The UArts Libraries staff always has something good to recommend to the UArts community. Here are four recent book recommendations from Music Reference Librarian Jim Cowen, Visual Resources Assistant Mike Sgier, Circulation Assistant Lessa Keller-Kenton, and Work Study Assistant Alyssa Winscom. All books are available for immediate check-out!
Jim Cowen – Ivan Albright
While I am familiar with Chicago artist Ivan Albright’s work mostly as a painter, Grove Art Online points out he was also a sculptor, printmaker, and filmmaker. I was first exposed to his work when his retrospective show traveled to the Metropolitan Museum of Art in 1997. One of his best-known works, entitled That which I Should Have Done I Did Not Do (The Door), was the work that immediately caught my attention. Grove describes it: “A haunting assemblage of memorabilia, including a weathered Victorian door, a cheap funeral wreath and a woman’s hand, is depicted with cold, metallic lighting, a scarred paint surface and a warped perspective that makes the door appear coffin-shaped.” The details captured in this painting continue to amaze me; these details also help to explain why this work took him around a decade to complete, details which can be seen yet even better in the images available via ARTstor. I hope you enjoy his work as much as I do!
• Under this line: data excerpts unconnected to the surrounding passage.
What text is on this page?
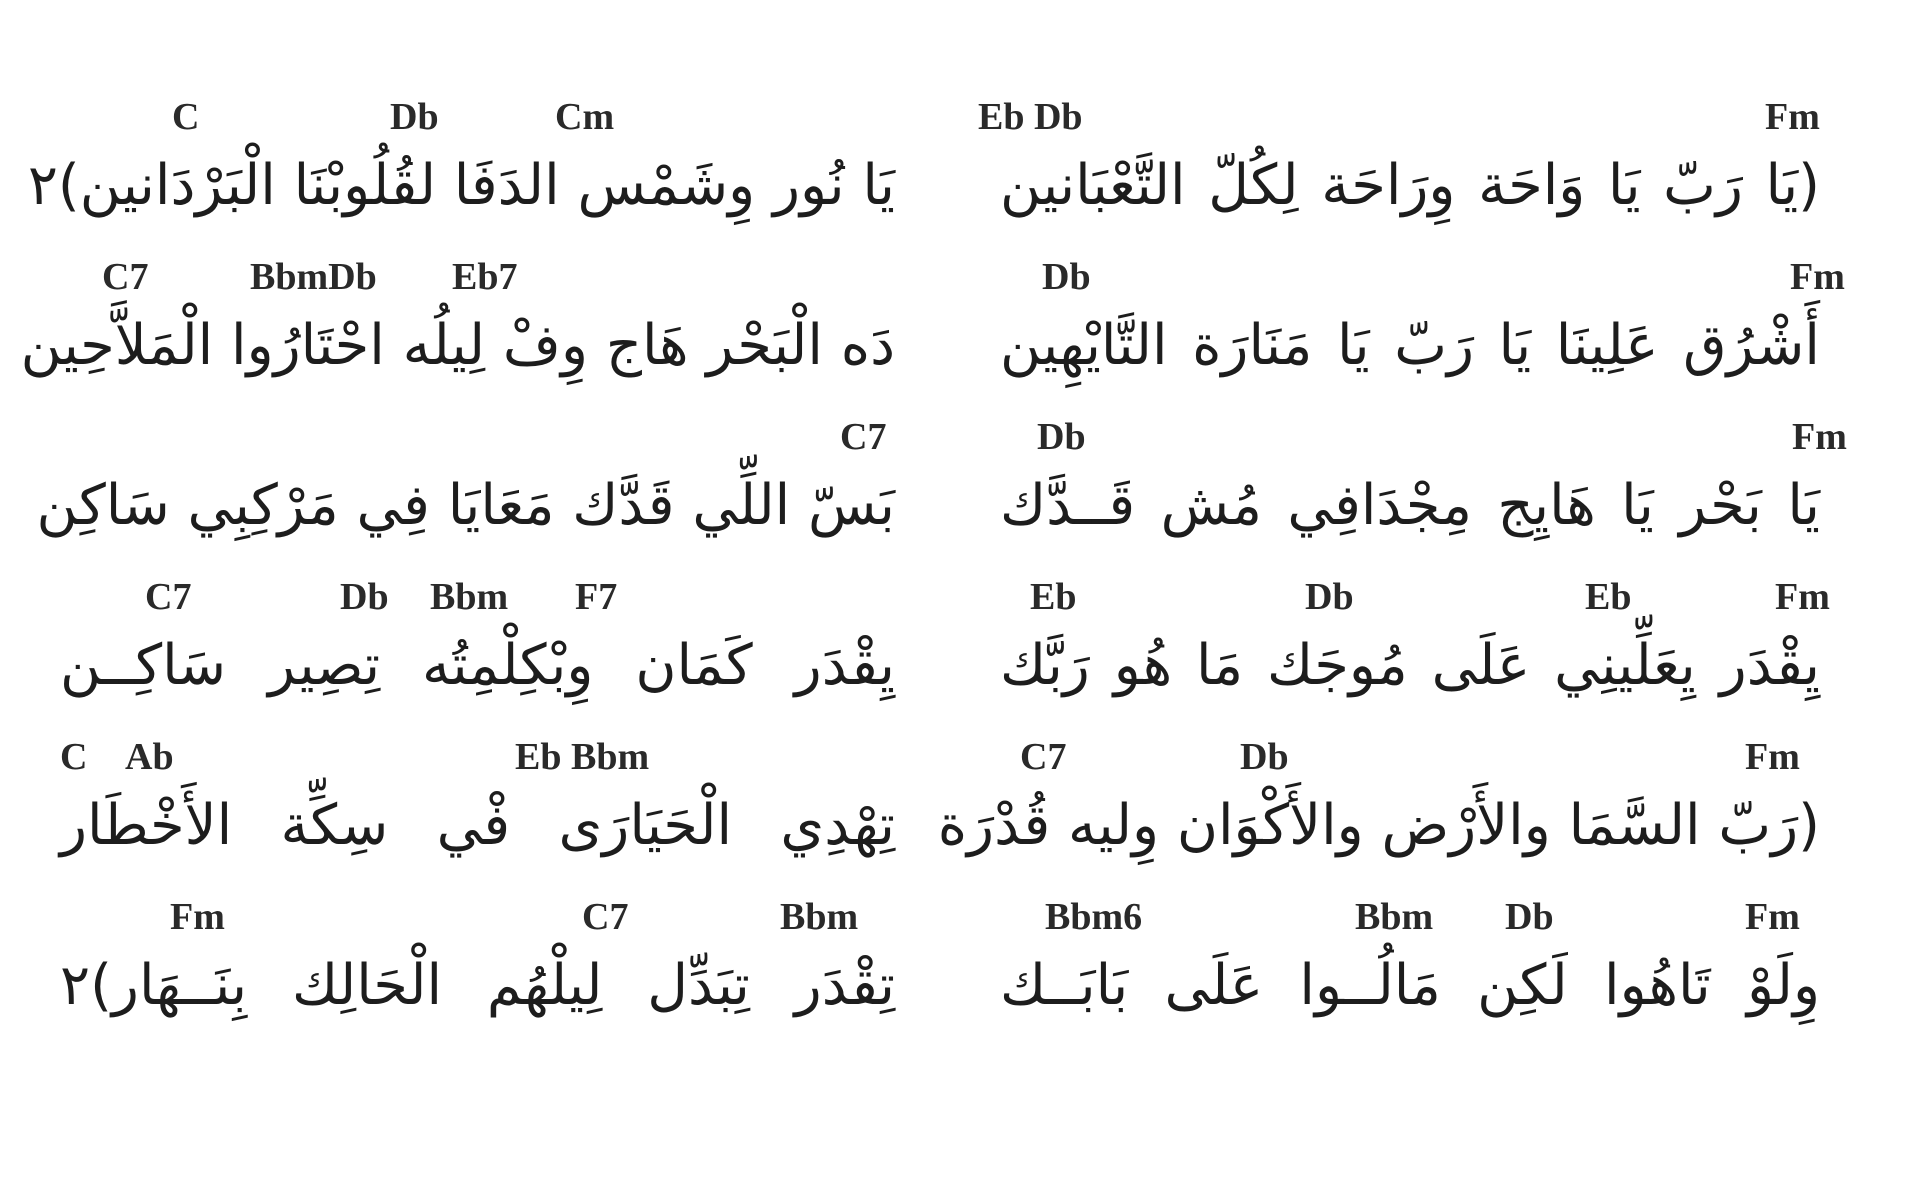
Eb Db	Fm
(يَا رَبّ يَا وَاحَة وِرَاحَة لِكُلّ التَّعْبَانين
Db	Fm
أَشْرُق عَلِينَا يَا رَبّ يَا مَنَارَة التَّايْهِين
Db	Fm
يَا بَحْر يَا هَايِج مِجْدَافِي مُش قَــدَّك
Eb	Db	Eb	Fm
يِقْدَر يِعَلِّينِي عَلَى مُوجَك مَا هُو رَبَّك
C7	Db	Fm
(رَبّ السَّمَا والأَرْض والأَكْوَان وِليه قُدْرَة
Bbm6	Bbm Db	Fm
وِلَوْ تَاهُوا لَكِن مَالُــوا عَلَى بَابَــك
C	Db	Cm
يَا نُور وِشَمْس الدَفَا لقُلُوبْنَا الْبَرْدَانين)٢
C7	BbmDb Eb7
دَه الْبَحْر هَاج وِفْ لِيلُه احْتَارُوا الْمَلاَّحِين
C7
بَسّ اللِّي قَدَّك مَعَايَا فِي مَرْكِبِي سَاكِن
C7	Db Bbm F7
يِقْدَر كَمَان وِبْكِلْمِتُه تِصِير سَاكِــن
C Ab	Eb Bbm
تِهْدِي الْحَيَارَى فْي سِكِّة الأَخْطَار
Fm	C7	Bbm
تِقْدَر تِبَدِّل لِيلْهُم الْحَالِك بِنَــهَار)٢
Janet Marstine. ” Albright, Ivan.” Grove Art Online. Oxford Art Online. Oxford University Press. Web.29 Oct. 2015.
by Courtney Graham Donnel
Mike Sgier – The Magic of M.C. Escher
With excellent reproductions and imagery, this book is a perfect compendium of M.C. Escher’s work, highlighting the precision and craft that the artist brought to his art. The book not only includes finished art from a wide array of media, but also includes process sketches, stages that his imagery went through, and examines the thematic explorations that Escher embarked upon throughout his career.
The Magic of M.C. Escher
by M.C. Escher
Lessa Keller- Kenton – Frankenstein’s Cat
At first glance a book about biotechnology might not be the most obvious fit for an art school, but once you start reading you quickly realize the link science has forged between the fields of biology and design. Goats that produce medicinal milk, clones of beloved family pets, and glow-in-the-dark cats: these are just a few examples of the wide range of creatures you’ll be introduced to in the book. The author, Emily Anthes, writes in an accessible style and invites readers to consider the biological, ethical, and economic implications of living in a world where “product design” applies not just to phones or clothing, but to life itself.
by Emily Anthes
Alyssa Winscom – Artemisia Gentileschi: Taking Stock
Whether or not you are interested in baroque painters, Artemisia Gentileschi is an incredibly strong, talented and inspiring woman. Artemisia, classically trained by her father, Orazio Gentileschi, developed her ability to paint alongside her father, matching and surpassing his skill in her early adult years. She found herself in a horrific situation when her father’s friend and fellow painter, Augustino Tassi, sexually assaulted her in her studio. Despite this trauma and tragedy, Artemisia rose above this obstacle. With her father fighting by her side, they successfully got Tassi exiled from Rome. Artemisia also produced many paintings of the Story of Judith, the most iconic of her series being “Judith Slaying Holofernes” that had a twist: she painted herself as Judith and Tassi as Holofernes in all of the paintings of this series. With the massive fame of these pieces, Tassi’s face will always be pasted across painting history as a monster who was conquered by our protagonist, Artemisia. Judith W. Mann does a wonderful editing job balancing the amount of images by Artemisia represented in her book while also exploring the entire history and life of Artemisia.